Wasteland? Paradise! The Other Side of Western Australia
In my last post, I wrote about how Penny Lewis, Metrohm Territory Manager for Western Australia, introduced me to the vast Outback of the state. A six-hour drive finally brought us to a small, populated enclave in the seemingly never-ending bushland: the small town of Broome. Broome is a popular holiday destination because of its beautiful beaches and the spectacular nature surrounding it. Here’s the other side of the vast state of Western Australia.
When we arrived in Broome after a six-and-a-half-hour drive, Penny and I headed straight to the picturesque Cable Beach. Cable Beach is famous for its blue water and white sand—and for sunset camel rides. We almost missed our camel ride because we’d lost some time in an adventurous search for a fuel station in the Outback. We had to make a run for it, but made it just in time. And who wouldn’t like to go for scenic run on Cable Beach …
Camels were imported into Australia in the 19th century for transport and construction. When motorized transport started replacing the camels, many were released into the wild. Camels are surprisingly comfortable to ride on, except for the standing up and sitting down parts, which are a little rocky. With their very long legs, standing up is quite an effort for the camels. They get up on their back legs first, making their riders tilt backwards, before they put up their front legs.
During our ride, Penny and I not only got to enjoy the sunset over the beach, but also learned about the personalities of the camels in our caravan. We were riding on Jabul, who apparently is «a bit bitey». So he gets tied to the camel in front of him with a short rope. This way he can’t reach the people riding on the camel in front—but it didn’t stop him from trying. Penny and I were quite happy to be on his back and out of the reach of his teeth.
The Center of the Australian Pearling Industry
In the center of Broome, pearl shops line up on the streets. Broome is famous for its pearling industry, which started in the late 19th century. In its beginnings, the trade was founded on slavery. Aboriginal people were forced to dive for pearl shells without any equipment. Only when the shallow waters had been emptied of shells, equipment became indispensable to continue pearling. As a consequence, the demand for aboriginal divers decreased.
Pearl divers now started wearing a hard hat and an airtight and watertight suit. The suit was connected to the boat at the surface through a hose for air supply. The crew on board had to constantly pump air down the hose so the pearl divers could breathe. Heavy boots and metal weights kept the divers at the bottom of the sea where they’d walk in the freezing water and collect shells. Returning to the surface too quickly is what cost many pearl divers their lives in the long run.

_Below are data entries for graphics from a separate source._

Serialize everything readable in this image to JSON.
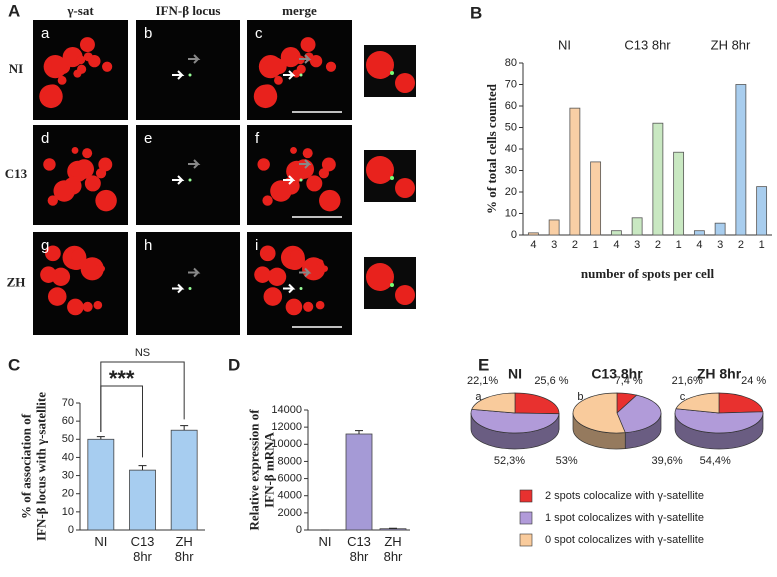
{
  "panel_labels": [
    "A",
    "B",
    "C",
    "D",
    "E"
  ],
  "microscopy": {
    "column_headers": [
      "γ-sat",
      "IFN-β locus",
      "merge"
    ],
    "row_labels": [
      "NI",
      "C13",
      "ZH"
    ],
    "panels": [
      "a",
      "b",
      "c",
      "d",
      "e",
      "f",
      "g",
      "h",
      "i"
    ]
  },
  "chart_data": [
    {
      "type": "bar",
      "ylabel": "% of total cells counted",
      "xlabel": "number of spots per cell",
      "ylim": [
        0,
        80
      ],
      "yticks": [
        0,
        10,
        20,
        30,
        40,
        50,
        60,
        70,
        80
      ],
      "groups": [
        {
          "name": "NI",
          "color": "#f9cfa5",
          "categories": [
            "4",
            "3",
            "2",
            "1"
          ],
          "values": [
            1,
            7,
            59,
            34
          ]
        },
        {
          "name": "C13 8hr",
          "color": "#c9e8c2",
          "categories": [
            "4",
            "3",
            "2",
            "1"
          ],
          "values": [
            2,
            8,
            52,
            38.5
          ]
        },
        {
          "name": "ZH 8hr",
          "color": "#a8cdee",
          "categories": [
            "4",
            "3",
            "2",
            "1"
          ],
          "values": [
            2,
            5.5,
            70,
            22.5
          ]
        }
      ]
    },
    {
      "type": "bar",
      "ylabel": [
        "% of association of",
        "IFN-β locus with γ-satellite"
      ],
      "categories": [
        "NI",
        "C13 8hr",
        "ZH 8hr"
      ],
      "values": [
        50,
        33,
        55
      ],
      "errors": [
        1.5,
        2.5,
        2.5
      ],
      "color": "#a7cdf0",
      "ylim": [
        0,
        70
      ],
      "yticks": [
        0,
        10,
        20,
        30,
        40,
        50,
        60,
        70
      ],
      "annotations": [
        "NS",
        "***"
      ]
    },
    {
      "type": "bar",
      "ylabel": [
        "Relative expression of",
        "IFN-β mRNA"
      ],
      "categories": [
        "NI",
        "C13 8hr",
        "ZH 8hr"
      ],
      "values": [
        0,
        11200,
        150
      ],
      "errors": [
        0,
        400,
        50
      ],
      "color": "#a59ad6",
      "ylim": [
        0,
        14000
      ],
      "yticks": [
        0,
        2000,
        4000,
        6000,
        8000,
        10000,
        12000,
        14000
      ]
    },
    {
      "type": "pie",
      "categories": [
        "2 spots colocalize with γ-satellite",
        "1 spot colocalizes with γ-satellite",
        "0 spot colocalizes with γ-satellite"
      ],
      "colors": [
        "#e8312f",
        "#b19bd9",
        "#f9cb9c"
      ],
      "pies": [
        {
          "title": "NI",
          "label": "a.",
          "values": [
            25.6,
            52.3,
            22.1
          ],
          "value_labels": [
            "25,6 %",
            "52,3%",
            "22,1%"
          ]
        },
        {
          "title": "C13 8hr",
          "label": "b.",
          "values": [
            7.4,
            39.6,
            53
          ],
          "value_labels": [
            "7,4 %",
            "39,6%",
            "53%"
          ]
        },
        {
          "title": "ZH 8hr",
          "label": "c.",
          "values": [
            24,
            54.4,
            21.6
          ],
          "value_labels": [
            "24 %",
            "54,4%",
            "21,6%"
          ]
        }
      ]
    }
  ]
}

Hookah diving, which came up in the early 1970s, revolutionized the pearling industry. Modern pearl divers wear neoprene wetsuits and simple hookah regulators. Instead of walking underwater, they swim, so they can explore the seabed faster and achieve much higher shell collection rates.
Horizontal Waterfalls: A Surreal Sight
Except for Cable Beach and the pearling industry, there’s not much to see or do in Broome. Being frequented by tourists so much, I find it surprising that not more effort has been put into making the town more attractive.
But the Kimberley region, where Broome is located, is famous for its beautiful, rugged nature. Penny and I took a small seaplane to see the Horizontal Waterfalls, a natural phenomenon that is unique in the world. Although I’ve been spending a lot of time on planes this year, flying on a seaplane got me very excited—and a bit nervous even. On the way back, I even got to be the co-pilot, albeit a very useless one. Luckily all I had to do was sit in front, wear the headset, and keep my hands away from the control wheel.
The area around the Horizontal Falls is famous for its steep cliffs and gorges, which are home to a diverse fauna, including sharks and crocodiles. In a shark-free cage, we were able to admire the sharks close up. They didn’t look particularly scary, but the daunting noise of their strong jaws snapping for food was a reminder to keep all fingers inside the cage.
The Horizontal Falls occur in between three natural, seawater-fed reservoirs. The reservoirs are separated by ridges, but narrow gaps in the rock allow water to flow between them. Tidal movements fill or empty the reservoirs with water. But the flow between the reservoirs is restricted by the narrow width of the gaps, making water build up faster on one side than the other.
The water levels between the reservoirs can differ by up to 5 meters, creating the horizontal waterfall effect. Every 6 hours, with the change of the tide, the waterfalls stop for about 30 seconds before reversing their direction. It’s surreal to see the difference in water levels between the reservoirs, which seems to be kept in place by an invisible wall. They Horizontal Falls are often described as a natural wonder. I’m afraid that the pictures Penny and I got don’t quite do their surreal beauty and raw force justice.